Al 30 giugno 2022, Spotify contava 220 milioni di abbonati Premium e 551 milioni di utenti attivi mensili, numeri già da record, ma ieri l’azienda ha condiviso il suo ultimo report sui guadagni.
Con gli ultimi numeri verificati il colosso svedese della musica ha annunciato un aumento rispettivamente del 27% (per gli abbonati Premium) e del 17% (abbonati base) rispetto allo stesso periodo dell’anno scorso, superiore alle previsioni pubblicate lo scorso trimestre.
Tuttavia, a fronte di un aumento degli ascoltatori, Spotify ha anche confessato di aver ottenuto in media meno ricavi da ciascuno di essi. Nel comunicato del 25 luglio 2023, Spotify afferma che il suo ricavo medio per utente ammonta attualmente a 4,27 euro, con un calo del 6% rispetto all’anno precedente e una leggera diminuzione rispetto ai 4,32 euro dello scorso trimestre.
Il rapporto condiviso ieri circa l’andamento del secondo trimestre dell’azienda arriva a meno di 24 ore dall’annuncio di un aumento dei prezzi degli abbonamenti alla piattaforma, circa il quale gli iscritti hanno ricevuto una notifica in molti dei Paesi dove opera Spotify, Italia compresa. Ad esempio, se prima un abbonamento mensile italiano veniva a costare 9,99 euro, adesso aumenterà di un euro ogni mese.
La decisione dell’azienda verde e nera si allinea con gli aumenti di prezzo simili stipulati da altre applicazioni di streaming musicale come Apple Music, Amazon Music, Tidal e YouTube Music Premium, ed è chiaramente finalizzato a invertire il calo dei ricavi per utente.
Nel frattempo, questo primo semestre del 2023 ha già visto la società effettuare diversi tagli dopo che l’amministratore delegato Daniel Ek aveva dichiarato “velocità ed efficienza” come le massime priorità dell’azienda per quest’anno. Questi tagli si sono tradotti ad esempio nel licenziamento nel mese di gennaio del 6% della sua forza lavoro globale, pari a circa 600 dipendenti, mentre a giugno ha eliminato altri 200 ruoli dalla sua divisione podcasting.

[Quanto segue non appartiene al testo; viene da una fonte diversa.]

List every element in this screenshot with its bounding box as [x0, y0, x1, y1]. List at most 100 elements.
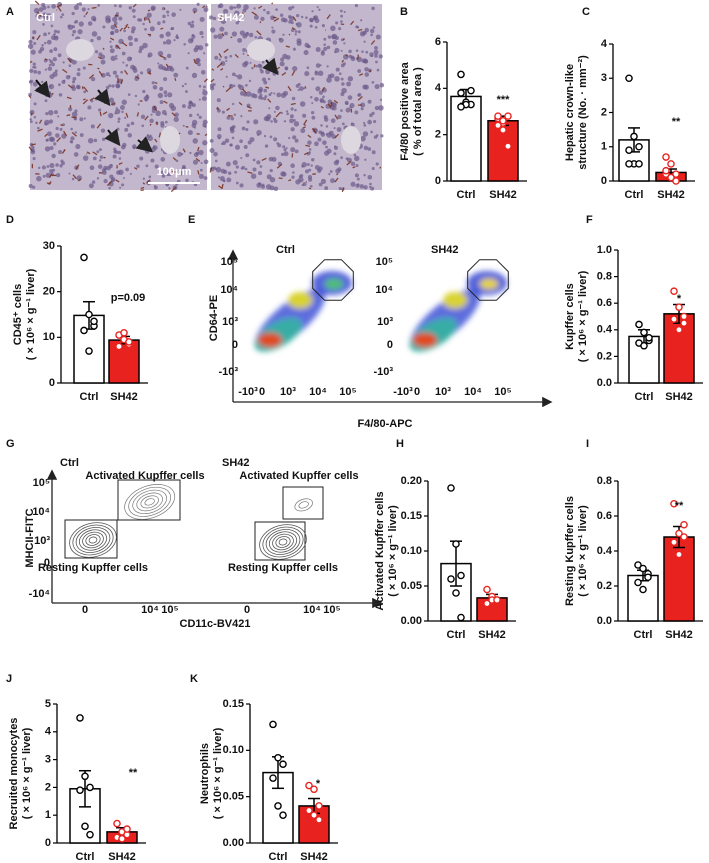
nucleus	[71, 11, 75, 16]
stain	[124, 69, 129, 75]
nucleus	[328, 130, 334, 136]
plot-title: Ctrl	[60, 457, 79, 469]
nucleus	[33, 66, 37, 69]
stain	[102, 111, 108, 115]
nucleus	[99, 148, 102, 152]
nucleus	[177, 151, 183, 157]
nucleus	[364, 72, 370, 77]
stain	[278, 177, 283, 180]
nucleus	[292, 47, 296, 51]
nucleus	[40, 80, 44, 84]
nucleus	[52, 168, 56, 172]
data-point	[86, 783, 94, 792]
nucleus	[48, 136, 54, 142]
data-point	[499, 126, 507, 134]
density	[288, 292, 312, 308]
nucleus	[160, 170, 166, 175]
nucleus	[330, 118, 336, 124]
data-point	[672, 177, 680, 185]
nucleus	[118, 16, 123, 21]
nucleus	[115, 57, 118, 60]
nucleus	[265, 69, 271, 75]
image-label: Ctrl	[36, 12, 55, 24]
x-tick-label: 10⁵	[339, 386, 356, 398]
nucleus	[289, 114, 294, 119]
nucleus	[360, 135, 366, 142]
nucleus	[45, 112, 49, 116]
stain	[67, 57, 72, 64]
data-point	[635, 320, 643, 329]
nucleus	[360, 107, 364, 111]
nucleus	[336, 127, 342, 132]
nucleus	[263, 88, 268, 93]
nucleus	[355, 163, 359, 168]
y-tick-label: 2	[601, 106, 607, 118]
density	[443, 292, 467, 308]
data-point	[76, 786, 84, 794]
nucleus	[242, 47, 247, 52]
nucleus	[318, 8, 321, 11]
stain	[110, 102, 116, 106]
nucleus	[113, 147, 117, 151]
nucleus	[187, 21, 192, 26]
nucleus	[326, 45, 331, 50]
nucleus	[308, 148, 312, 151]
nucleus	[30, 149, 36, 155]
nucleus	[142, 42, 148, 49]
stain	[216, 62, 223, 68]
nucleus	[253, 119, 259, 125]
stain	[136, 112, 140, 117]
nucleus	[110, 55, 116, 62]
vessel	[247, 39, 275, 61]
nucleus	[137, 18, 141, 22]
stain	[370, 40, 376, 45]
nucleus	[98, 159, 102, 162]
y-axis-label: structure (No. · mm⁻²)	[577, 55, 589, 170]
nucleus	[58, 83, 61, 87]
gate	[312, 259, 354, 301]
stain	[37, 128, 43, 132]
stain	[51, 92, 54, 96]
nucleus	[243, 4, 249, 10]
x-tick-label: Ctrl	[635, 391, 654, 403]
nucleus	[29, 120, 33, 124]
nucleus	[250, 93, 256, 98]
nucleus	[127, 133, 133, 138]
nucleus	[44, 99, 48, 103]
nucleus	[214, 55, 219, 60]
nucleus	[105, 72, 110, 77]
nucleus	[55, 163, 59, 167]
nucleus	[58, 93, 63, 97]
nucleus	[269, 168, 273, 173]
data-point	[680, 520, 688, 529]
density	[480, 279, 498, 289]
nucleus	[41, 43, 44, 47]
nucleus	[357, 93, 362, 97]
panel-label: K	[190, 673, 198, 685]
contour	[124, 484, 176, 520]
arrow	[34, 79, 51, 99]
nucleus	[173, 116, 179, 123]
nucleus	[331, 33, 338, 40]
y-tick-label: 4	[601, 38, 608, 50]
nucleus	[121, 99, 127, 105]
nucleus	[117, 117, 121, 121]
stain	[193, 58, 196, 64]
y-axis-label: Recruited monocytes	[8, 718, 20, 830]
nucleus	[340, 77, 344, 81]
data-point	[499, 116, 507, 125]
stain	[36, 34, 41, 41]
nucleus	[57, 115, 60, 118]
nucleus	[105, 85, 110, 90]
nucleus	[216, 108, 221, 113]
nucleus	[92, 17, 97, 22]
nucleus	[363, 123, 367, 127]
y-tick-label: 4	[435, 82, 442, 94]
stain	[302, 126, 306, 129]
nucleus	[115, 74, 119, 78]
nucleus	[29, 68, 34, 73]
stain	[30, 112, 33, 116]
nucleus	[127, 35, 133, 41]
nucleus	[363, 40, 366, 43]
nucleus	[39, 46, 45, 52]
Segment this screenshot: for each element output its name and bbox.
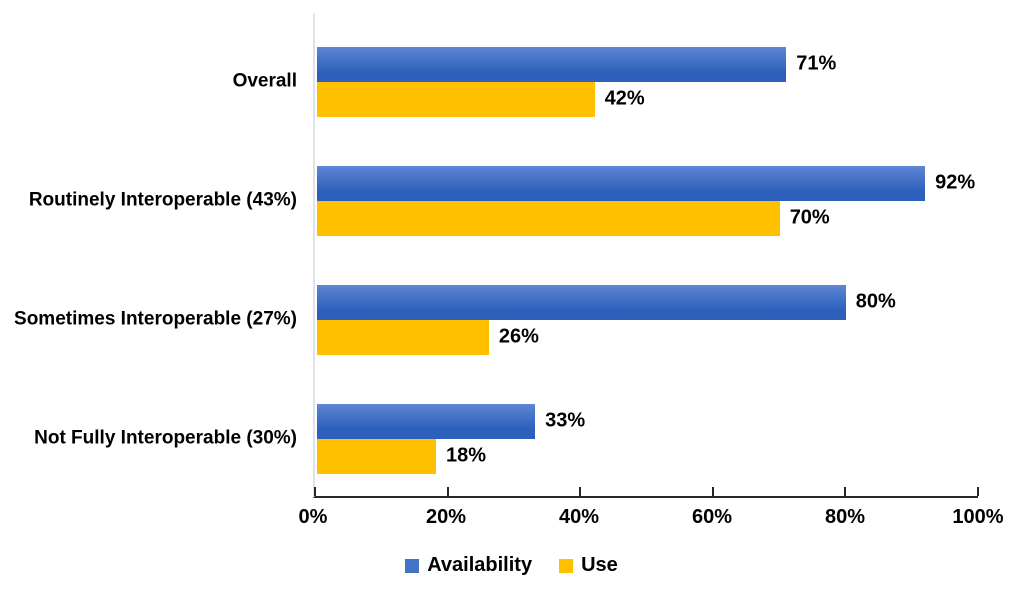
category-label: Sometimes Interoperable (27%): [14, 308, 297, 330]
bar-group: 33% 18%: [317, 403, 978, 474]
x-axis-tick-label: 0%: [298, 506, 328, 528]
data-label: 71%: [796, 52, 837, 75]
legend-label: Use: [581, 554, 618, 576]
legend-swatch-icon: [559, 558, 574, 573]
bar-use: 26%: [317, 319, 539, 355]
legend-swatch-icon: [405, 558, 420, 573]
category-label: Routinely Interoperable (43%): [28, 189, 297, 211]
bar-use: 18%: [317, 438, 486, 474]
bar-availability: 92%: [317, 165, 975, 201]
x-axis-tick: [314, 487, 316, 496]
data-label: 33%: [545, 409, 586, 432]
category-group: Routinely Interoperable (43%) 92% 70%: [0, 141, 1023, 260]
x-axis-tick: [446, 487, 449, 496]
data-label: 80%: [855, 290, 896, 313]
category-group: Overall 71% 42%: [0, 22, 1023, 141]
category-group: Not Fully Interoperable (30%) 33% 18%: [0, 379, 1023, 498]
legend: Availability Use: [0, 554, 1023, 577]
x-axis-tick-label: 20%: [425, 506, 467, 528]
bar-availability: 80%: [317, 284, 896, 320]
legend-item-availability: Availability: [405, 554, 532, 577]
data-label: 42%: [604, 87, 645, 110]
bar-availability: 71%: [317, 46, 836, 82]
category-label: Overall: [232, 70, 297, 92]
x-axis-tick-label: 40%: [558, 506, 600, 528]
data-label: 26%: [498, 325, 539, 348]
x-axis-tick: [579, 487, 582, 496]
legend-label: Availability: [427, 554, 533, 576]
category-label: Not Fully Interoperable (30%): [34, 427, 297, 449]
x-axis-tick-labels: 0% 20% 40% 60% 80% 100%: [299, 506, 1004, 532]
bar-availability: 33%: [317, 403, 585, 439]
bar-group: 92% 70%: [317, 165, 978, 236]
x-axis-tick: [844, 487, 847, 496]
x-axis-tick-label: 60%: [691, 506, 733, 528]
data-label: 70%: [789, 206, 830, 229]
category-rows: Overall 71% 42% Routinely Interoperable (43…: [0, 22, 1023, 498]
x-axis-tick: [977, 487, 979, 496]
data-label: 18%: [445, 444, 486, 467]
x-axis-tick-label: 100%: [952, 506, 1004, 528]
legend-item-use: Use: [559, 554, 618, 577]
plot-area: [313, 13, 979, 498]
category-group: Sometimes Interoperable (27%) 80% 26%: [0, 260, 1023, 379]
data-label: 92%: [935, 171, 976, 194]
bar-group: 71% 42%: [317, 46, 978, 117]
x-axis-tick: [711, 487, 714, 496]
bar-group: 80% 26%: [317, 284, 978, 355]
x-axis-tick-label: 80%: [824, 506, 866, 528]
bar-use: 42%: [317, 81, 645, 117]
bar-use: 70%: [317, 200, 830, 236]
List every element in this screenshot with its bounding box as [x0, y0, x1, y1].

Nell’ultimo trimestre, quindi il secondo di quest’anno, l’azienda ha registrato una perdita netta di 302 milioni di euro, di fronte ad una di 125 milioni di euro negli stessi tre mesi dell’anno scorso, quindi è più che raddoppiata in soli 12 mesi. Questo non è particolarmente sorprendente né negativo per una società il cui approccio è quello di dare priorità alla crescita a lungo termine rispetto ai profitti trimestrali, ma ovviamente è nelle intenzioni di Spotify limitare queste perdite in futuro.

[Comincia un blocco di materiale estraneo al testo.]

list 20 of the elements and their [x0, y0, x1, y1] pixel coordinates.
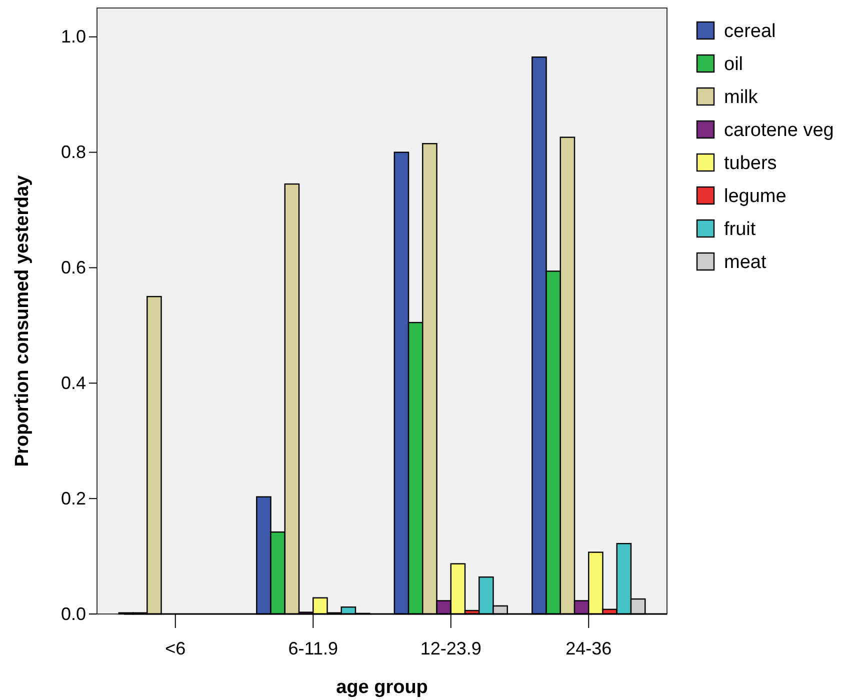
legend-label: milk	[724, 87, 758, 108]
x-tick-label: 12-23.9	[420, 638, 482, 658]
legend-label: meat	[724, 252, 767, 273]
legend-label: legume	[724, 186, 786, 207]
y-axis-title: Proportion consumed yesterday	[12, 174, 33, 467]
y-tick-label: 1.0	[60, 26, 86, 47]
y-tick-label: 0.6	[60, 257, 86, 278]
x-tick-label: 6-11.9	[288, 638, 338, 658]
legend-label: carotene veg	[724, 120, 834, 141]
y-tick-label: 0.4	[60, 372, 86, 393]
x-axis-title: age group	[336, 677, 428, 698]
legend-label: tubers	[724, 153, 777, 174]
legend-label: cereal	[724, 21, 776, 42]
y-tick-label: 0.8	[60, 142, 86, 162]
legend-label: fruit	[724, 219, 756, 240]
y-tick-label: 0.0	[60, 604, 86, 624]
legend-label: oil	[724, 54, 744, 75]
x-tick-label: <6	[165, 638, 186, 658]
y-tick-label: 0.2	[60, 488, 86, 508]
x-tick-label: 24-36	[566, 638, 612, 658]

Il comunicato di cui abbiamo appena elencato i dati registrati e condivisi da Spotify non contiene alcun riferimento all’opzione di streaming HiFi, annunciata due anni fa dall’azienda ma a lungo rimandata.

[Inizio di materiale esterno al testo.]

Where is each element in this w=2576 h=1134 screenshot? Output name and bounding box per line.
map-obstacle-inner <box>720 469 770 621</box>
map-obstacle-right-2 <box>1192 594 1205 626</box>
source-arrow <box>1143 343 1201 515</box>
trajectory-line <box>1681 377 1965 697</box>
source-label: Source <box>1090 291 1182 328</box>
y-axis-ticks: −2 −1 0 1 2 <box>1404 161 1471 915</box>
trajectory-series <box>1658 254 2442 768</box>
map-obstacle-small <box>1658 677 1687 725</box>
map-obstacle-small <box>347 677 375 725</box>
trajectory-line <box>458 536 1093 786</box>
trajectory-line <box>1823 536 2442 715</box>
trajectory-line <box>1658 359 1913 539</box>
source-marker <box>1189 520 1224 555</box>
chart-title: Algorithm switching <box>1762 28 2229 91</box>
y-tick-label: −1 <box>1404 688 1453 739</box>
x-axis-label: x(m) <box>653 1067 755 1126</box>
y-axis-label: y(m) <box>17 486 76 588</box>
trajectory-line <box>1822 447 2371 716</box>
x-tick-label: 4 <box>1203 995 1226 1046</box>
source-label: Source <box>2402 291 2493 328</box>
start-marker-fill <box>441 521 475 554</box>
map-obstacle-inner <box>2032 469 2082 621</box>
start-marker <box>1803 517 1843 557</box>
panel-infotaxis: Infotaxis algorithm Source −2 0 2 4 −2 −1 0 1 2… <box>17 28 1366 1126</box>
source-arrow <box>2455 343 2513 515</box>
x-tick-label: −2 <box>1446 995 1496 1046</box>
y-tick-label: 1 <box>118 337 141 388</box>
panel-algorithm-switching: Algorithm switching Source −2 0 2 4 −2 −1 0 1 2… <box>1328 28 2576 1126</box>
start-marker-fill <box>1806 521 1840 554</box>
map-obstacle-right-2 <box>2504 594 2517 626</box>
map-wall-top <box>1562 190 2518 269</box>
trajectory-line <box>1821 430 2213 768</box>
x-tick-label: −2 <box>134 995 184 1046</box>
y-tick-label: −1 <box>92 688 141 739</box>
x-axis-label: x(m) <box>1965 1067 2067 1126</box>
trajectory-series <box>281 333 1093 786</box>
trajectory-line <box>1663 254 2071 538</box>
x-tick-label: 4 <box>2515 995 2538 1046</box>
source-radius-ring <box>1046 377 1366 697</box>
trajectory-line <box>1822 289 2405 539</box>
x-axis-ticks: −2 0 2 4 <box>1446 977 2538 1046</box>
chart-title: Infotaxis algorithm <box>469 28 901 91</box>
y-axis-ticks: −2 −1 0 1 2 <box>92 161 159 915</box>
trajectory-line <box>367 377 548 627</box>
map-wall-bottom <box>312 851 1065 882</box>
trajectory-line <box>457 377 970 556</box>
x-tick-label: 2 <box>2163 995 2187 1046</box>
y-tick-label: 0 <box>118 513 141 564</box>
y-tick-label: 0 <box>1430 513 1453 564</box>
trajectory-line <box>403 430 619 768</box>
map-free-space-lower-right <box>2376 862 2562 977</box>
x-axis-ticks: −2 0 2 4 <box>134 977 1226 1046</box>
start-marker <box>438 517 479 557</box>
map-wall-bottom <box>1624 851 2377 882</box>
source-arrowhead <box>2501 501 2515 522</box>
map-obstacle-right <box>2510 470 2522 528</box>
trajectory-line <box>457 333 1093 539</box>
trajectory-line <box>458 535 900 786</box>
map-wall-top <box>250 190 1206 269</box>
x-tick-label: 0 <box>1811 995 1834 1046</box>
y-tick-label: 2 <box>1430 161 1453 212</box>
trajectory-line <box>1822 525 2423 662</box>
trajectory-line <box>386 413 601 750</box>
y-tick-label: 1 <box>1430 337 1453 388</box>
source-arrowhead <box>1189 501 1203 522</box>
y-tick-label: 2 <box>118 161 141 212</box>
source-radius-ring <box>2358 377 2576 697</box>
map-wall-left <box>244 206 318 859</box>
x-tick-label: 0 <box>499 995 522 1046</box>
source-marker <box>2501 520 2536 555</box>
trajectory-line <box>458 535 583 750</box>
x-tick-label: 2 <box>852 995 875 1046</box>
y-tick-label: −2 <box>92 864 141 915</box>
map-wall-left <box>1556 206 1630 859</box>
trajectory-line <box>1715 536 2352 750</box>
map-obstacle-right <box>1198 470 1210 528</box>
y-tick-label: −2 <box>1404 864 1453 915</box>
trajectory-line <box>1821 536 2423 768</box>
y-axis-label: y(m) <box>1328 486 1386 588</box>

Spotify HiFi si tratterebbe di un servizio premium con il compito di garantire agli utenti la possibilità di ascoltare i vari brani a una qualità audio mai raggiunta precedentemente.
Recentemente, Bloomberg ha riferito che il servizio potrebbe essere incluso in un livello di abbonamento più costoso, denominato “Supremium“, che potrebbe essere rilasciato inizialmente nei mercati (non statunitensi) nel corso di quest’anno. Si prevede che il tipo di abbonamento che consentirebbe una qualità HiFi, insieme ad altre funzioni sempre più raffinate, potrebbe costare 19,99 dollari al mese per ogni utente.